In an apartment building in Belfast, two women wrestle with the sorrows and spectres of love and loss.
Since her mother's death, Lily has withdrawn from the world, trapped between grief and anger. She has to break out of this damaging cycle - but how?
Upstairs, Siobhán is consumed by her affair with a married man. Her days revolve around his sporadic texts and rare visits. She barely notices the strange girl who lives below and dawdles in the foyer.
But Lily is keeping a close eye on her neighbour, whose life seems so much better and more fulfilling than her own. When resentment evolves into something darker and more urgent, she decides to teach Siobhán a lesson...

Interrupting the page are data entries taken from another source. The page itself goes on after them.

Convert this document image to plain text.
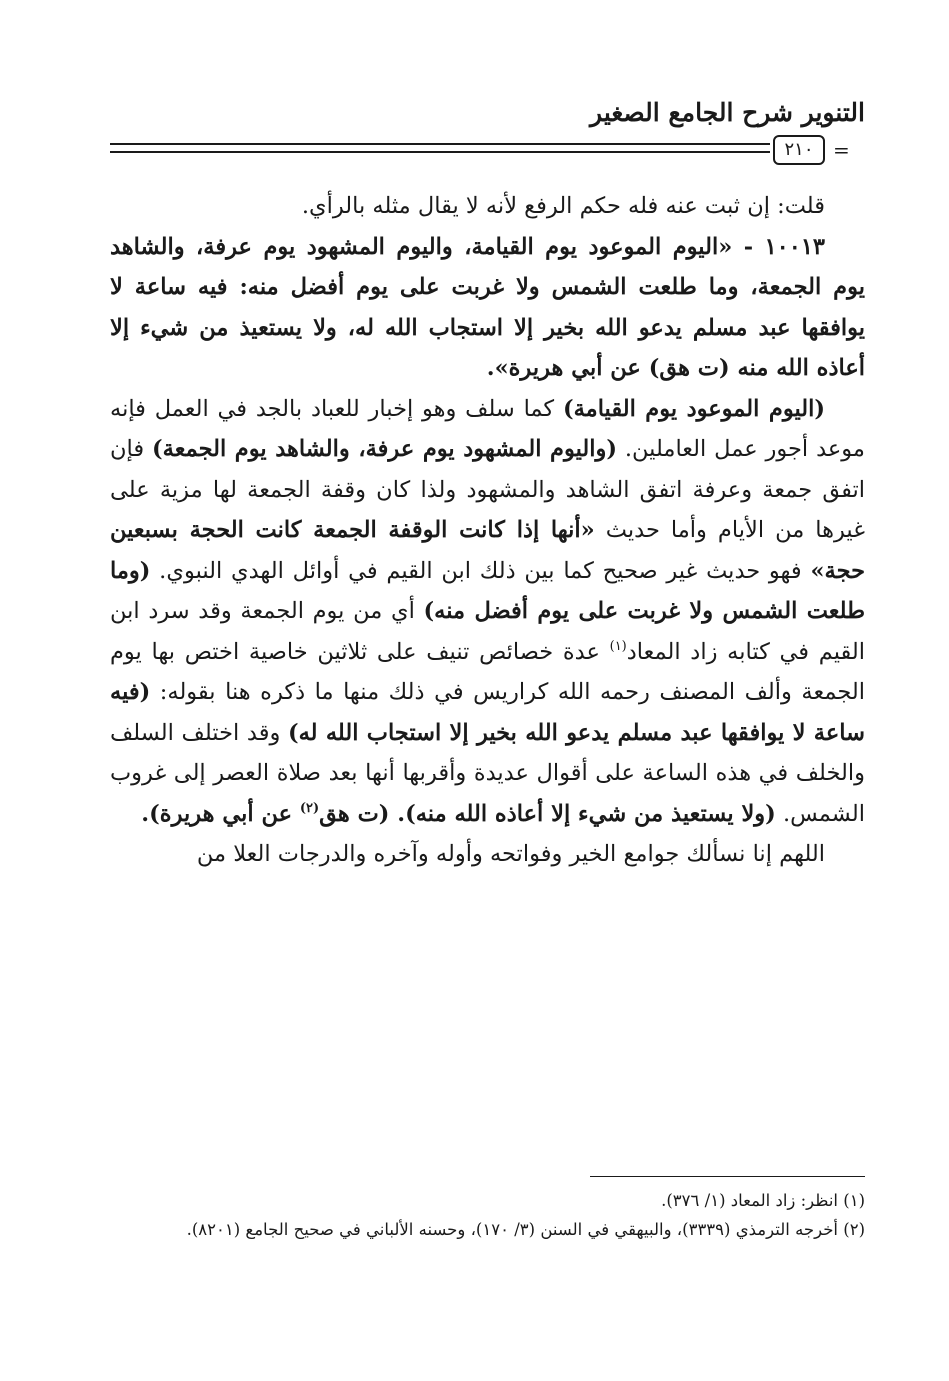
التنوير شرح الجامع الصغير
٢١٠ =

قلت: إن ثبت عنه فله حكم الرفع لأنه لا يقال مثله بالرأي.

١٠٠١٣ - «اليوم الموعود يوم القيامة، واليوم المشهود يوم عرفة، والشاهد يوم الجمعة، وما طلعت الشمس ولا غربت على يوم أفضل منه: فيه ساعة لا يوافقها عبد مسلم يدعو الله بخير إلا استجاب الله له، ولا يستعيذ من شيء إلا أعاذه الله منه (ت هق) عن أبي هريرة».

(اليوم الموعود يوم القيامة) كما سلف وهو إخبار للعباد بالجد في العمل فإنه موعد أجور عمل العاملين. (واليوم المشهود يوم عرفة، والشاهد يوم الجمعة) فإن اتفق جمعة وعرفة اتفق الشاهد والمشهود ولذا كان وقفة الجمعة لها مزية على غيرها من الأيام وأما حديث «أنها إذا كانت الوقفة الجمعة كانت الحجة بسبعين حجة» فهو حديث غير صحيح كما بين ذلك ابن القيم في أوائل الهدي النبوي. (وما طلعت الشمس ولا غربت على يوم أفضل منه) أي من يوم الجمعة وقد سرد ابن القيم في كتابه زاد المعاد$^{(١)}$ عدة خصائص تنيف على ثلاثين خاصية اختص بها يوم الجمعة وألف المصنف رحمه الله كراريس في ذلك منها ما ذكره هنا بقوله: (فيه ساعة لا يوافقها عبد مسلم يدعو الله بخير إلا استجاب الله له) وقد اختلف السلف والخلف في هذه الساعة على أقوال عديدة وأقربها أنها بعد صلاة العصر إلى غروب الشمس. (ولا يستعيذ من شيء إلا أعاذه الله منه). (ت هق$^{(٢)}$ عن أبي هريرة).

اللهم إنا نسألك جوامع الخير وفواتحه وأوله وآخره والدرجات العلا من

(١) انظر: زاد المعاد (١/ ٣٧٦).

(٢) أخرجه الترمذي (٣٣٣٩)، والبيهقي في السنن (٣/ ١٧٠)، وحسنه الألباني في صحيح الجامع (٨٢٠١).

From the critically acclaimed author of Tennis Lessons comes a darkly powerful novel about two lives running closely in parallel but divided by gulfs of misunderstanding. With boundless wisdom and deep empathy, Dickey charts the anonymity and hidden intimacies of modern existence, and our profound human need to connect.
Susannah Dickey grew up in Derry and now lives in London. She is the author of four poetry pamphlets, I had some very slight concerns (2017), genuine human values (2018), bloodthirsty for marriage (2020), and Oh! (2022). Her poetry has been published in The TLS, Poetry London, and Poetry Ireland Review. Her short fiction has been published in The Dublin Review and The White Review. In 2019 she won the Vincent Buckley Poetry Prize, and in 2021 she was longlisted for the Sunday Times Short Story Award. She is an Eric Gregory Award winner, a prize granted for a collection by poets under the age of 30. Her debut poetry collection, Isdal, will be published in 2023.
She is the author of Tennis Lessons (2020) and Common Decency (2022), both published by Doubleday UK.